ESA studies impact of hibernating astronauts on space missions
Looking forward to the first manned Mars mission, ESA is delving into how astronaut hibernation would affect space missions. Based on sending six humans on a five-year mission to the Red Planet, the study suggests that using hibernation would allow the mass of the spacecraft to be reduced by a third, and the amount of consumables cut by roughly the same amount.
The idea of astronauts sleeping their way through a deep-space mission lasting months or years has been a staple plot device of science fiction since at least the 1930s and has featured in many movies as a way to speed up the story. Despite the chance of waking up to find one's self on a planet run by apes, it's an idea that is very attractive to real-life mission planners as a way to both reduce the supplies needed for lengthy missions and to keep the crew from going crazy.
The technology to actually make humans hibernate like bears or other mammals is still in its infancy, but that hasn't stopped ESA from looking at how hibernation could impact spacecraft designs and missions in general. Originally, studied as part of the space agency's Basic Activities research, hibernation is regarded as a key enabling technology and now ESA's Concurrent Design Facility (CDF), along with scientists from the Ludwig Maximilian University of Munich and the University of Goethe, Frankfurt, are looking at the advantages that sleeping astronauts might bring to a Mars mission.
"We worked on adjusting the architecture of the spacecraft, its logistics, protection against radiation, power consumption and overall mission design," says Robin Biesbroek of the CDF. "We looked at how an astronaut team could be best put into hibernation, what to do in case of emergencies, how to handle human safety and even what impact hibernation would have on the psychology of the team. Finally, we created an initial sketch of the habitat architecture and created a roadmap to achieve a validated approach to hibernate humans to Mars within 20 years."

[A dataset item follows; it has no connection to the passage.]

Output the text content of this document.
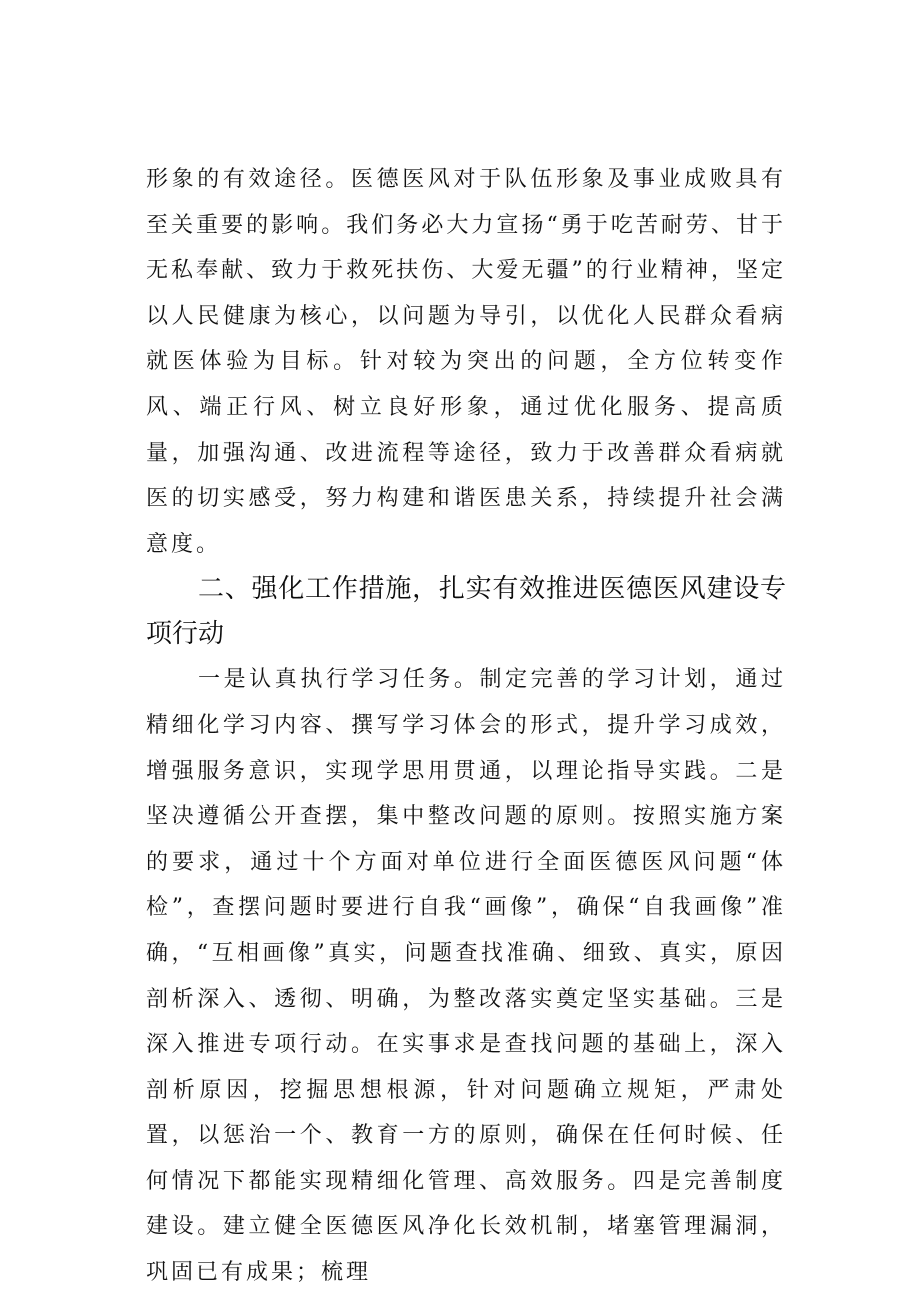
形象的有效途径。医德医风对于队伍形象及事业成败具有至关重要的影响。我们务必大力宣扬“勇于吃苦耐劳、甘于无私奉献、致力于救死扶伤、大爱无疆”的行业精神，坚定以人民健康为核心，以问题为导引，以优化人民群众看病就医体验为目标。针对较为突出的问题，全方位转变作风、端正行风、树立良好形象，通过优化服务、提高质量，加强沟通、改进流程等途径，致力于改善群众看病就医的切实感受，努力构建和谐医患关系，持续提升社会满意度。

二、强化工作措施，扎实有效推进医德医风建设专项行动

一是认真执行学习任务。制定完善的学习计划，通过精细化学习内容、撰写学习体会的形式，提升学习成效，增强服务意识，实现学思用贯通，以理论指导实践。二是坚决遵循公开查摆，集中整改问题的原则。按照实施方案的要求，通过十个方面对单位进行全面医德医风问题“体检”，查摆问题时要进行自我“画像”，确保“自我画像”准确，“互相画像”真实，问题查找准确、细致、真实，原因剖析深入、透彻、明确，为整改落实奠定坚实基础。三是深入推进专项行动。在实事求是查找问题的基础上，深入剖析原因，挖掘思想根源，针对问题确立规矩，严肃处置，以惩治一个、教育一方的原则，确保在任何时候、任何情况下都能实现精细化管理、高效服务。四是完善制度建设。建立健全医德医风净化长效机制，堵塞管理漏洞，巩固已有成果；梳理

Hibernation would involve the astronauts bulking up like bears in the autumn in the run-up to the mission before being placed into individual sleeping pods on the craft that would double as living quarters after awakening. A still-hypothetical drug would induce the same state of torpor that many mammals enter naturally to sleep through winter and, like the animals, the astronauts would live off their extra body fat.
Meanwhile, the soft-shell pods would maintain a dark, cool environment to keep the crew in hibernation for the 180-day passage to and from Mars, followed by a 21-day recuperation phase. Though ESA says that the astronauts wouldn't experience bone or muscle loss, there would be a danger from cosmic radiation, so the quarters would need shielding from water tanks or other materials, but hibernation itself may provide some enhanced radiation protection in itself as evidenced by existing research.
In addition, while the crew is asleep, the craft would need a Hal 9000-like artificial intelligence to run the systems and conduct maintenance operations, so missions would need to be planned accordingly, with a focus on autonomous operations until crew members are revived.
"For a while now, hibernation has been proposed as a game-changing tool for human space travel," says SciSpacE Team Leader Jennifer Ngo-Anh. "If we were able to reduce an astronaut’s basic metabolic rate by 75 percent – similar to what we can observe in nature with large hibernating animals such as certain bears – we could end up with substantial mass and cost savings, making long-duration exploration missions more feasible.
"And the basic idea of putting astronauts into long-duration hibernation is actually not so crazy: a broadly comparable method has been tested and applied as therapy in critical care trauma patients and those due to undergo major surgeries for more than two decades. Most major medical centers have protocols for inducing hypothermia in patients to reduce their metabolism to basically gain time, keeping patients in a better shape than they otherwise would be.
"We aim to build on this in future, by researching the brain pathways that are activated or blocked during initiation of hibernation, starting with animals and proceeding to people."